VT-CLIP: Enhancing Vision-Language Models with Visual-guided Texts

Longtian Qiu,Renrui Zhang,Ziyu Guo,Ziyao Zeng,Zilu Guo,Yafeng Li,Guangnan Zhang
2023-08-10
Abstract:Contrastive Language-Image Pre-training (CLIP) has drawn increasing attention recently for its transferable visual representation learning. However, due to the semantic gap within datasets, CLIP's pre-trained image-text alignment becomes sub-optimal on downstream tasks, which severely harms its transferring performance. To better adapt the cross-modality embedding space, we propose to enhance CLIP via Visual-guided Texts, named VT-CLIP. Specifically, we guide textual features of different categories to adaptively explore informative regions on the image and aggregate visual features by attention mechanisms. In this way, the texts become visual-guided, namely, more semantically correlated with downstream images, which greatly benefits the category-wise matching process. In few-shot settings, we evaluate our VT-CLIP on 11 well-known classification datasets to demonstrate its effectiveness.

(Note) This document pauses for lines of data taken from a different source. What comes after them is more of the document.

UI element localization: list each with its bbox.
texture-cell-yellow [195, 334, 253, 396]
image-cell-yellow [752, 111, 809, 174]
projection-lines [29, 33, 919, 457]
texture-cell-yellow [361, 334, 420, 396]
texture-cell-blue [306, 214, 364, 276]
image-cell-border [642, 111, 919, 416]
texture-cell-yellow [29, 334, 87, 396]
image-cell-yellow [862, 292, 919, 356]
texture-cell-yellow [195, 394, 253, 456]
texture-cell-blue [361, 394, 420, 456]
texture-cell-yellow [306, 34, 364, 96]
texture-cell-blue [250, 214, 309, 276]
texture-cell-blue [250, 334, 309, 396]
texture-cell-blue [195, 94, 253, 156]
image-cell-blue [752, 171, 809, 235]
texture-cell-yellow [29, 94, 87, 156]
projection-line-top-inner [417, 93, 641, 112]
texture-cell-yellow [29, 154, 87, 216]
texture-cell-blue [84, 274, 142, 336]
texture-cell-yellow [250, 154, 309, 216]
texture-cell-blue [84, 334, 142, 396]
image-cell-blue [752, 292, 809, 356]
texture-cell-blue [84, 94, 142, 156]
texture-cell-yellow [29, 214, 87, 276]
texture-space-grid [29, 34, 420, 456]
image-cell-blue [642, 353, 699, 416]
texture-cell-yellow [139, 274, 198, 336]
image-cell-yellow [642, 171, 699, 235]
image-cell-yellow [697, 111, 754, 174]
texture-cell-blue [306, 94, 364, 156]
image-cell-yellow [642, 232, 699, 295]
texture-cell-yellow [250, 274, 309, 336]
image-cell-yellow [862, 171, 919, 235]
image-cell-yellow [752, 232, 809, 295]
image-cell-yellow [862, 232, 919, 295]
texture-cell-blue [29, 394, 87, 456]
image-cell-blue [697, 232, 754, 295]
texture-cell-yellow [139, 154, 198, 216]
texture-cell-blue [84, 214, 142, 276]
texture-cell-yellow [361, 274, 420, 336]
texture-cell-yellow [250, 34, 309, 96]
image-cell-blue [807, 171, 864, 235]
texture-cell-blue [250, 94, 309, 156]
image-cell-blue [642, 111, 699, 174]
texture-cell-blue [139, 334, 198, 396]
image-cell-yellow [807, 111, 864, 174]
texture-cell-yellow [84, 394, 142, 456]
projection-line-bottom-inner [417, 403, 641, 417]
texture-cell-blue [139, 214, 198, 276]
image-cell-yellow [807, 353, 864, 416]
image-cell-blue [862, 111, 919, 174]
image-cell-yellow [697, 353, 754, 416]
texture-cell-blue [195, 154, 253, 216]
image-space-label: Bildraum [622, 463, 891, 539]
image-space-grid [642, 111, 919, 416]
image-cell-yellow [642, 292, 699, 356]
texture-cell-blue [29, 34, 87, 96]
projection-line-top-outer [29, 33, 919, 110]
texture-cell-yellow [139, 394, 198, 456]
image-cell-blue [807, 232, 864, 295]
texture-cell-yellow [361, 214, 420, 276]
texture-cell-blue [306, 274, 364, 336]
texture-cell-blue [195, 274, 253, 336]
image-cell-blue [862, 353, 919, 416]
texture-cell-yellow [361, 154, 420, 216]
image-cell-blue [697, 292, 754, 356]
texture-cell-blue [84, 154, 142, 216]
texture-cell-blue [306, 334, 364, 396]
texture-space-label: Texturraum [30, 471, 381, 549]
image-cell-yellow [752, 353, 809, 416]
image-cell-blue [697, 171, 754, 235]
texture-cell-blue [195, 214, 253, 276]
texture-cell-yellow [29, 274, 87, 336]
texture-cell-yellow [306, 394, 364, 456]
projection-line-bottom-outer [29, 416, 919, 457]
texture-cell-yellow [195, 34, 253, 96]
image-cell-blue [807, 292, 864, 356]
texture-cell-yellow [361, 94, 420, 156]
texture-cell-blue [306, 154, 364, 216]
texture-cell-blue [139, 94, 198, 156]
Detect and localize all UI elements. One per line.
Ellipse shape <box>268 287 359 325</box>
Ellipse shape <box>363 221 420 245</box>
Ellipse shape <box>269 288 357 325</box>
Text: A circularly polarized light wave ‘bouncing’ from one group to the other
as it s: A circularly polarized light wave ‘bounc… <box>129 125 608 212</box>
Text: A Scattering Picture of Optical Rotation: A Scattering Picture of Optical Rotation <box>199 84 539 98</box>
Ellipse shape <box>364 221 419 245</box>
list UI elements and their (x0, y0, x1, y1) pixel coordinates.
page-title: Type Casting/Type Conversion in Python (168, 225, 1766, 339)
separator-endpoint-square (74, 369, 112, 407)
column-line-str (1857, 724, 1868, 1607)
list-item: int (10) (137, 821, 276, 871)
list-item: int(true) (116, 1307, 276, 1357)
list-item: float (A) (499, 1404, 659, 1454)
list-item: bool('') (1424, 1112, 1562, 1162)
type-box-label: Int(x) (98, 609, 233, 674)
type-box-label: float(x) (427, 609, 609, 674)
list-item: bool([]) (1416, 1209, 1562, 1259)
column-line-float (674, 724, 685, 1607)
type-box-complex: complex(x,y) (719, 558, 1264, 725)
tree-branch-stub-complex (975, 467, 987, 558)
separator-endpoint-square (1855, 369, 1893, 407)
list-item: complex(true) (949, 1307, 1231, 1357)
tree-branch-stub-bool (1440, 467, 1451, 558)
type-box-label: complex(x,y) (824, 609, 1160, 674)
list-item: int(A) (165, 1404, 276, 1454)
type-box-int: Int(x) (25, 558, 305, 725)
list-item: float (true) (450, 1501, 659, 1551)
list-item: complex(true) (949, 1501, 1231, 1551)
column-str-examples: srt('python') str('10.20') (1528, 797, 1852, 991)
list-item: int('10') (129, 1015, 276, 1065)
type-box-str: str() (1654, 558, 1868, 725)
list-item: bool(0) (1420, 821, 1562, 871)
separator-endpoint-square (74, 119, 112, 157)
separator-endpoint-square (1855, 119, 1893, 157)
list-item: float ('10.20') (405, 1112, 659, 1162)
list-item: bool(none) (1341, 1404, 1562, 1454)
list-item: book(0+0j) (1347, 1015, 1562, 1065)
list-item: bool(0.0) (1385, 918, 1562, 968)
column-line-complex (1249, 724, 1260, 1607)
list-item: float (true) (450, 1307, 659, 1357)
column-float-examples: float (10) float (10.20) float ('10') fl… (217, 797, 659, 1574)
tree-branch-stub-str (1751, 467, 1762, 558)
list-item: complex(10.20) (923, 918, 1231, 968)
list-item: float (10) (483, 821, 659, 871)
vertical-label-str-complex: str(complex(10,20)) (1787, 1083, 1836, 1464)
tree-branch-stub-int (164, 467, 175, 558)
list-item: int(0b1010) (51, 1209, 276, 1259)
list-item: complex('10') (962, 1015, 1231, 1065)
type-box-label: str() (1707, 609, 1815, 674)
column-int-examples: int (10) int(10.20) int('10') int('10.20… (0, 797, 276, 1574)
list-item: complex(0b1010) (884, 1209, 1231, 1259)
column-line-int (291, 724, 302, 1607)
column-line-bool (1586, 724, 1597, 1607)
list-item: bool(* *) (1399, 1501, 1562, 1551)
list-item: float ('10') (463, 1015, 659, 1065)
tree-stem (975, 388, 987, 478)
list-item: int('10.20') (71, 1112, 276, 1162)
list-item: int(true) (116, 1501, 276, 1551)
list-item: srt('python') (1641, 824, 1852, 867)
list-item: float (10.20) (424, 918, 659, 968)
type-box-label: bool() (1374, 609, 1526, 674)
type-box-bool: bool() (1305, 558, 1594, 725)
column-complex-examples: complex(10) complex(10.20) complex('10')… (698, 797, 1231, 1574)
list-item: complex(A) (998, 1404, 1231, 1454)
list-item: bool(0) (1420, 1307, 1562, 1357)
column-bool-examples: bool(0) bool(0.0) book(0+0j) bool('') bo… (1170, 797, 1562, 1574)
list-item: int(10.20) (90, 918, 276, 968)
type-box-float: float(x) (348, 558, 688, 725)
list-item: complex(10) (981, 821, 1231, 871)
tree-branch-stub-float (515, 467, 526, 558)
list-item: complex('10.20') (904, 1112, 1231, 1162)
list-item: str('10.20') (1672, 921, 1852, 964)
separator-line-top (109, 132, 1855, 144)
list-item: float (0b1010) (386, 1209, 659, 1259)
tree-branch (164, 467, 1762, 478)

Computer Vision and Pattern Recognition,Computation and Language
What problem does this paper attempt to address?
The problem that this paper attempts to solve is that in vision - language models (such as CLIP), due to the semantic gap within the dataset, the pre - trained image - text alignment performs poorly on downstream tasks, which seriously affects its transfer performance. In order to better adapt to the cross - modal embedding space, the author proposes a method to enhance CLIP through Visual - guided Texts (VT - CLIP). Specifically, VT - CLIP conducts feature communication after the two encoders by introducing a visual - guided attention module, where the text serves as queries, and the image serves as keys and values. In this way, texts of different categories can adaptively explore the information - rich regions in the image and aggregate relevant visual features according to their attention scores. This method makes the text more semantically relevant to the downstream image, thus greatly facilitating the category - matching process. In the few - shot setting, the author evaluated the effectiveness of VT - CLIP on 11 well - known classification datasets. The results show that VT - CLIP outperforms other baseline methods on these datasets. In particular, when the number of samples is small, VT - CLIP performs more stably and excellently. Moreover, VT - CLIP shows consistent superiority on all 11 datasets, demonstrating the effectiveness and generalization ability of its method.